远视是指平行光束经过调节放松的眼球折射后成像于视网膜之后的一种屈光状态。也可以说,当眼球的屈光力相对于其眼轴长度不足时就产生远视。远视者视力情况及临床其他表现多种多样、因人而异、因远视程度而异、因年龄而变化等。
一、远视矫正的光学原理
远视的矫正就是将平行光会聚后聚焦在视网膜上。采用了凸透镜的原理(图8-8)。
远视的矫正可以通过框架镜、角膜接触镜或者屈光手术治疗。

二、远视的临床处方 远视,特别是中高度远视,容易诱发弱视或斜视,因此早期发现远视并及时做出最佳矫正方案比任何屈光矫正的需求都重要。由于远视者可动用自身的调节进行部分抵偿,如本书第四章所阐述,远视者存在“隐性远视”“显性远视”等,使得远视的验配更加复杂,必须具体问题具体分析。

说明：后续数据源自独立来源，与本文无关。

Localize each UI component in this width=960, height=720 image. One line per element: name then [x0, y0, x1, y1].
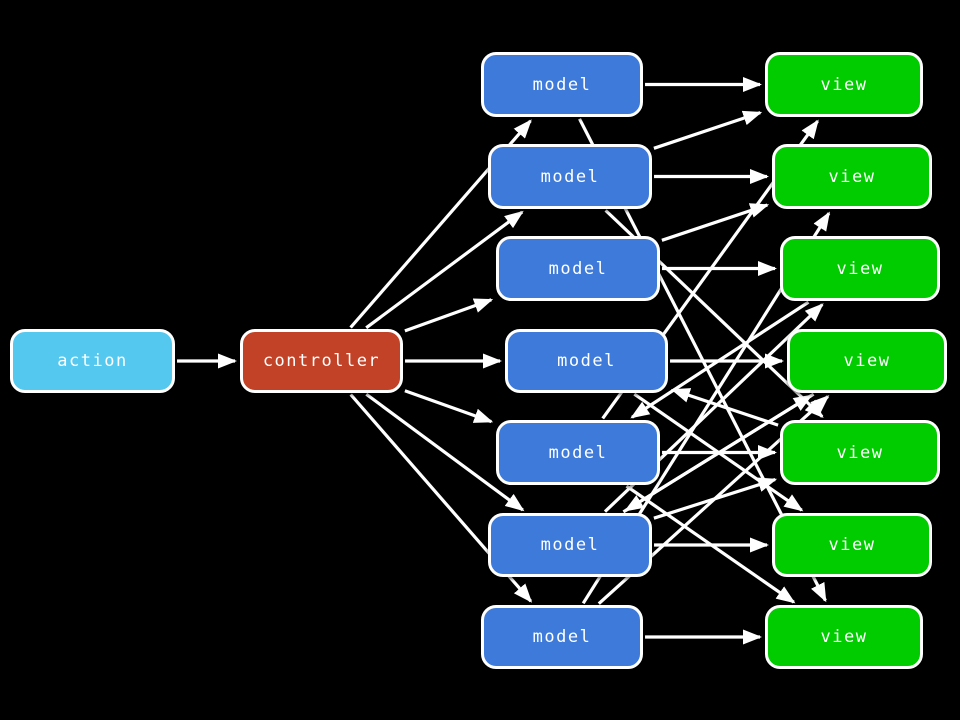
action-node-action: action [10, 329, 175, 393]
model-node-m5: model [496, 420, 660, 485]
arrow-controller-to-m6 [365, 392, 525, 512]
view-node-v4: view [787, 329, 947, 393]
view-node-v2: view [772, 144, 932, 209]
view-label: view [836, 258, 884, 279]
view-node-v7: view [765, 605, 923, 669]
model-label: model [532, 74, 592, 95]
model-node-m6: model [488, 513, 652, 577]
view-node-v5: view [780, 420, 940, 485]
model-node-m2: model [488, 144, 652, 209]
arrow-m2-to-v1 [653, 110, 763, 150]
view-node-v3: view [780, 236, 940, 301]
arrow-controller-to-m2 [365, 210, 524, 330]
arrow-controller-to-m5 [404, 389, 494, 424]
model-node-m1: model [481, 52, 643, 117]
arrow-m5-to-v7 [625, 484, 796, 604]
view-node-v6: view [772, 513, 932, 577]
view-label: view [836, 442, 884, 463]
arrow-m3-to-v2 [661, 203, 770, 242]
arrow-controller-to-m3 [404, 298, 494, 333]
view-label: view [828, 535, 876, 555]
model-label: model [540, 535, 600, 555]
model-node-m7: model [481, 605, 643, 669]
model-node-m3: model [496, 236, 660, 301]
controller-label: controller [262, 351, 381, 371]
arrow-v3-to-m5 [630, 300, 810, 419]
model-label: model [557, 351, 616, 371]
action-label: action [57, 351, 128, 371]
model-node-m4: model [505, 329, 668, 393]
controller-node-controller: controller [240, 329, 403, 393]
arrow-m6-to-v5 [653, 477, 778, 520]
view-label: view [820, 627, 868, 647]
arrow-v5-to-m4 [670, 388, 779, 427]
view-node-v1: view [765, 52, 923, 117]
model-label: model [540, 166, 600, 187]
model-label: model [532, 627, 592, 647]
model-label: model [548, 442, 608, 463]
view-label: view [843, 351, 891, 371]
arrow-v4-to-m6 [624, 392, 815, 512]
model-label: model [548, 258, 608, 279]
view-label: view [820, 74, 868, 95]
view-label: view [828, 166, 876, 187]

1.矫正远视与年龄 判断给予多少的正镜片进行代偿是一个比较复杂的问题,因为中低度远视患者的远视力很少受到影响,而我们的目的更多情况下是要缓解患者的症状。对于大多数患者,适应正镜片都比较困难,因为他们觉得视力的改善不显著,在未矫正状态下,他们完全能用过多的调节而达到视力的提高。当这种视力的提高通过镜片矫正来实现时,尽管视力可能没有差异,患者也会感觉是“模糊”。这种“模糊”的感觉在有些患者是比较轻微的,但有些患者则反应很强烈。 为了减少适应的问题,检查所得的正镜片度数需要做一些调整,使患者保持一些额外的调节。要告诉患者所给予的镜片是用来缓解他的症状,减轻他调节的负担的,而不是提高视力的。 对远视患者处方原则的一般经验是:用处方来缓解患者的主诉,即如果患者无症状而且未表现出调节集合的异常,则不需要给予患者戴镜,只需进行随访观察;然而,如果患者一旦有症状,就需要给予一定度数的镜片。在远视矫正过程中,他们的年龄因素也很重要,要注意参考,因为随着年龄的增长,调节逐渐降低,显性远视逐渐提高。对于特定人群要采取特定的处方原则:小儿的眼轴比较短,大多都伴有轴性远视(+2 D~+3 D)。但这部分远视会随着眼球的正视化过程逐渐减少,一般在7岁左右转为正视,所以对于7岁以前的小儿可先不行矫正,但如果由于眼球的发育不良而引起高度远视或引起弱视或内斜视,应尽可能早期发现,尽早用眼镜进行矫正。以下是各年龄段的远视患者的一般矫正规则: (1)刚出生到6岁,除非患儿表现出视力和双眼视功能的异常,显性远视即使达2D左右,可不需要矫正; (2)6~20岁,如果症状确实,可给予正镜片矫正,但一般主张保守。如果都给予全矫,会由于习惯性的调节而出现视物模糊。由于年龄轻,调节相对较强,正镜度数应做较大减量以利于适应; (3)20~40岁的成人患者,屈光状态已经比较稳定。随年龄增长调节幅度逐渐下降,隐性远视逐渐转换为显性远视。如果出现症状,远距离可给予正镜片矫正,度数可做适度减量;近距离则需全矫; (4)40岁后,患者逐渐开始老视,随着显性远视的增加,看近、看远都需要正镜片矫正。远距离可做少许减量,近距离应予以全矫。此年龄段可采用双光镜矫正; (5)内斜:尽可能全矫,有可能需要近附加; (6)外斜:给予部分矫正,以减少继发外斜的因素。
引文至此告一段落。